Abstract
The objective of Microfinance institutions (MFIs) is
often two-fold; the so-called double bottom line of seeking financial return
sustainability, while also maximizing the social impact of their services on
the lives of the poor individuals they serve. The pursuit of the social impact
bottom line puts microfinance institutions in a peculiar position with regards
to the response of their cost structure to the global financial crisis. This
paper begins by investigating the impact of the global financial crisis on the
cost structure, and cost inefficiencies of MFIs given their double bottom line
pursuits. Overall, it appears that achieving growth in both dimensions of
social impact and financial sustainability, grew more costly for the MFIs
directly because of the global financial crisis. Moreover, given the
risk-adjusted nature of the cost inefficiency measure used in the paper, the
results show that maintaining a given level of risk in the loan portfolios
became significantly more challenging for MFIs after the global financial
crisis.
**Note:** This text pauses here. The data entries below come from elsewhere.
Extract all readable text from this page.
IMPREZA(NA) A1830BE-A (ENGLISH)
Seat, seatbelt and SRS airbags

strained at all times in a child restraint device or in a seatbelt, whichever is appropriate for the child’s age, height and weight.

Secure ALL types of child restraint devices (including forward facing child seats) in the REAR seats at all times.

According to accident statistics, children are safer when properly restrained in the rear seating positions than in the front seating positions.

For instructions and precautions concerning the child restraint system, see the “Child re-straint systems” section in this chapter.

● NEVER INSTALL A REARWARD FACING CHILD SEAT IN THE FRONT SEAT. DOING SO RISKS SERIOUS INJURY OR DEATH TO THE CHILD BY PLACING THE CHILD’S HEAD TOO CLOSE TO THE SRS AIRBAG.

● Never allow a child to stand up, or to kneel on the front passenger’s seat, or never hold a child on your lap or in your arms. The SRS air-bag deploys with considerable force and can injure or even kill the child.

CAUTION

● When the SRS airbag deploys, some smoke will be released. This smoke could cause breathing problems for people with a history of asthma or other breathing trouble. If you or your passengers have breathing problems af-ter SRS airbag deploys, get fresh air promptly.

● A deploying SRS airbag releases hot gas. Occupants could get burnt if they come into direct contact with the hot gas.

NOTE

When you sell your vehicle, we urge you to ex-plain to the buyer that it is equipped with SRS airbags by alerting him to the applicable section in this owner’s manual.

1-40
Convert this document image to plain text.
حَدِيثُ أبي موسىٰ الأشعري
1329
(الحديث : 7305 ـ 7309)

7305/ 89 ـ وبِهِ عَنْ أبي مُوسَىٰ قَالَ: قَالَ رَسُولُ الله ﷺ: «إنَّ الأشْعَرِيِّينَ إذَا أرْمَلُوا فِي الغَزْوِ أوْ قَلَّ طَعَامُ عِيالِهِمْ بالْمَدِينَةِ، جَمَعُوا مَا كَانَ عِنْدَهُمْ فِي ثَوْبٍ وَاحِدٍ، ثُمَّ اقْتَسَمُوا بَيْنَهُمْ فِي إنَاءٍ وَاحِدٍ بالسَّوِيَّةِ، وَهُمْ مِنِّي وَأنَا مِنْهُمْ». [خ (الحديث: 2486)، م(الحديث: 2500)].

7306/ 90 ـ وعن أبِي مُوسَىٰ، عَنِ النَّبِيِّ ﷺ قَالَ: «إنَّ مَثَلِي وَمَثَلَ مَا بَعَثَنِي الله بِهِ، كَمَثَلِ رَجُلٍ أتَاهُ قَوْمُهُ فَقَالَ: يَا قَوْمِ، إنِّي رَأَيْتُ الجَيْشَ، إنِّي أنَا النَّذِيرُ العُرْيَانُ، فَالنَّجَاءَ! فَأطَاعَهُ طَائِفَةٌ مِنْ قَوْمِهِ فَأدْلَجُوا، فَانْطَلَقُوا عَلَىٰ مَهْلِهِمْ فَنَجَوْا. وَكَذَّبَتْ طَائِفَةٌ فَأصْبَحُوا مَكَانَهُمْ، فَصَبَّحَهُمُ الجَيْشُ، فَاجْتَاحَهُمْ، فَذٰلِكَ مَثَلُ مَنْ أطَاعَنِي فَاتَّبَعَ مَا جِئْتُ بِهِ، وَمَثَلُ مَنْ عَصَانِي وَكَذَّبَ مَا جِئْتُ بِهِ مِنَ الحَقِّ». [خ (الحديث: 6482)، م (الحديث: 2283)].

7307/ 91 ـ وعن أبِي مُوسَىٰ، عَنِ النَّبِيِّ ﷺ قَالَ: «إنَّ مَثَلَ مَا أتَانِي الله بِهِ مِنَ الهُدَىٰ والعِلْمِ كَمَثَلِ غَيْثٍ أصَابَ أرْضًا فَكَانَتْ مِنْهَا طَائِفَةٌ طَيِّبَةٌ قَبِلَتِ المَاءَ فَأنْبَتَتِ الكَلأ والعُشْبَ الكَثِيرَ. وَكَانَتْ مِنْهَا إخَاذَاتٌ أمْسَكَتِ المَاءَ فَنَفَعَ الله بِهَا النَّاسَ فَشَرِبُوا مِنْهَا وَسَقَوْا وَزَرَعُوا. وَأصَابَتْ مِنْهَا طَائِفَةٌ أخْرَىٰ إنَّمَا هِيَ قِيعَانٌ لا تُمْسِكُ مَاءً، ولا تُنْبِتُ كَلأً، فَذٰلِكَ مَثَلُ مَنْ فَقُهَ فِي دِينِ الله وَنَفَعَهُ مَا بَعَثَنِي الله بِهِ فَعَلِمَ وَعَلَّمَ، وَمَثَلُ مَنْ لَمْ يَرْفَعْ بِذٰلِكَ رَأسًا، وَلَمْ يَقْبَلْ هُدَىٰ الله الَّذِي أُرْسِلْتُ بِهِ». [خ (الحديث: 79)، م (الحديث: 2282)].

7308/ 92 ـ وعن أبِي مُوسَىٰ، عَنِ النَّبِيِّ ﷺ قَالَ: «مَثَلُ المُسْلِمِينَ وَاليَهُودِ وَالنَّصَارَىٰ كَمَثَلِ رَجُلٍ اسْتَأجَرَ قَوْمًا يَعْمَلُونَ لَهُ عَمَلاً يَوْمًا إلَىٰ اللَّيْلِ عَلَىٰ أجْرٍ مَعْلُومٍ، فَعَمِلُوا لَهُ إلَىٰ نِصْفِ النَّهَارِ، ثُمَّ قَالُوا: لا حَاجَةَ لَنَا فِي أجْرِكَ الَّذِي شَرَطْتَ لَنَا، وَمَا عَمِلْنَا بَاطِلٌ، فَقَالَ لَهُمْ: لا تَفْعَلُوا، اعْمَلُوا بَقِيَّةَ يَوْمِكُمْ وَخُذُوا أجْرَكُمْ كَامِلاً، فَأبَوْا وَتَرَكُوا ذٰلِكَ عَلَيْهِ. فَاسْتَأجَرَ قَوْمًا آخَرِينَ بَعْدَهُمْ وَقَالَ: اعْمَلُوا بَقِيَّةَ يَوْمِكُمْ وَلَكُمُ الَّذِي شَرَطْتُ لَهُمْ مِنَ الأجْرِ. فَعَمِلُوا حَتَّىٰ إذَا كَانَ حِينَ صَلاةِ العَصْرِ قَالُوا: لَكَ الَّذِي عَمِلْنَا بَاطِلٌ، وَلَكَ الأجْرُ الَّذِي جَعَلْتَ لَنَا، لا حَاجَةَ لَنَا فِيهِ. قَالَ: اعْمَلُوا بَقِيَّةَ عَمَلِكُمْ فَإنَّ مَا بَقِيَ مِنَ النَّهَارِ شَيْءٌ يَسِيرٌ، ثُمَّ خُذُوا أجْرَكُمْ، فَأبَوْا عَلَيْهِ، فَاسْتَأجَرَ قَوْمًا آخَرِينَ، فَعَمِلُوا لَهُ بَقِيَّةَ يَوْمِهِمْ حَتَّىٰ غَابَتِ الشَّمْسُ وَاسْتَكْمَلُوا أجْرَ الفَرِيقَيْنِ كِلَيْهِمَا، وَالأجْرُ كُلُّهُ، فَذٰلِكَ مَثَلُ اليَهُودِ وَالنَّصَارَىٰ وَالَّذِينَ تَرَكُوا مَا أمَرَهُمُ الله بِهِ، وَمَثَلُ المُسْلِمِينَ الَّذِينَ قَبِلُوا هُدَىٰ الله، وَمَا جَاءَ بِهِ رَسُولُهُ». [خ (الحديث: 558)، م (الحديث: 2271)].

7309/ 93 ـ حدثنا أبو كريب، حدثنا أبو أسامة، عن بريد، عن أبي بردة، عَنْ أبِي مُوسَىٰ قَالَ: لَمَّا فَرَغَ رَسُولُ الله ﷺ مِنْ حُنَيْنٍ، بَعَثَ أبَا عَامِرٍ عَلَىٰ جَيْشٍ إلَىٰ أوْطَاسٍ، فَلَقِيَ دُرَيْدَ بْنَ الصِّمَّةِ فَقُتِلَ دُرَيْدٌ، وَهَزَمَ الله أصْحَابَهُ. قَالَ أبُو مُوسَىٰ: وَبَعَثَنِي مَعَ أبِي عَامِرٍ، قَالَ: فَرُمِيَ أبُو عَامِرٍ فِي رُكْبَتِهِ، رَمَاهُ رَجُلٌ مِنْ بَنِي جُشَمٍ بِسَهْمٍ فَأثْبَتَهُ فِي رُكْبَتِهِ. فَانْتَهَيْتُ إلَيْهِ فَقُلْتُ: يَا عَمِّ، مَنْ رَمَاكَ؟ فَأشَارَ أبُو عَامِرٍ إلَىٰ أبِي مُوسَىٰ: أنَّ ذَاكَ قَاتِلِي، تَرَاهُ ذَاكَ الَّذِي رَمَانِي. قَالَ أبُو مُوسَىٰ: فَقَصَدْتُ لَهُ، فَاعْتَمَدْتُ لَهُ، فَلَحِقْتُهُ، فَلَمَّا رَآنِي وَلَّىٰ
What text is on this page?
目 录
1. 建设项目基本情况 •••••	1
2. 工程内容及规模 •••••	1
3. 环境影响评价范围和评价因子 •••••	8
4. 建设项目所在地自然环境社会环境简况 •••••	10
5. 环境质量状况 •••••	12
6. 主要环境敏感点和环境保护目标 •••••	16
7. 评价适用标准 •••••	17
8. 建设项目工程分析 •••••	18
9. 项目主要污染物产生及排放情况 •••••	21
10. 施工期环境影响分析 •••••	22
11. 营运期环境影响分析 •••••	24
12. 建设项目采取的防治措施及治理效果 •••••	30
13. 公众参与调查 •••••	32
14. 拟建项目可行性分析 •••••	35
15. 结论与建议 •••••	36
In addition, the analysis performed here finds that more than
two-thirds of the institutions in the industry are operating under economies of
scale, although the proportion decreased after the global financial crisis.
This suggests that some progress is evident towards broader achievement of the
cost benefits of scale, but that the industry on average still has room for
consolidations, mergers, and acquisitions. The analysis uses a time-invariant
panel Stochastic Frontier Analysis with standard errors clustered at the
country level. The data, from the Mix Market database, comprises 1400
Microfinance institutions across 108 countries.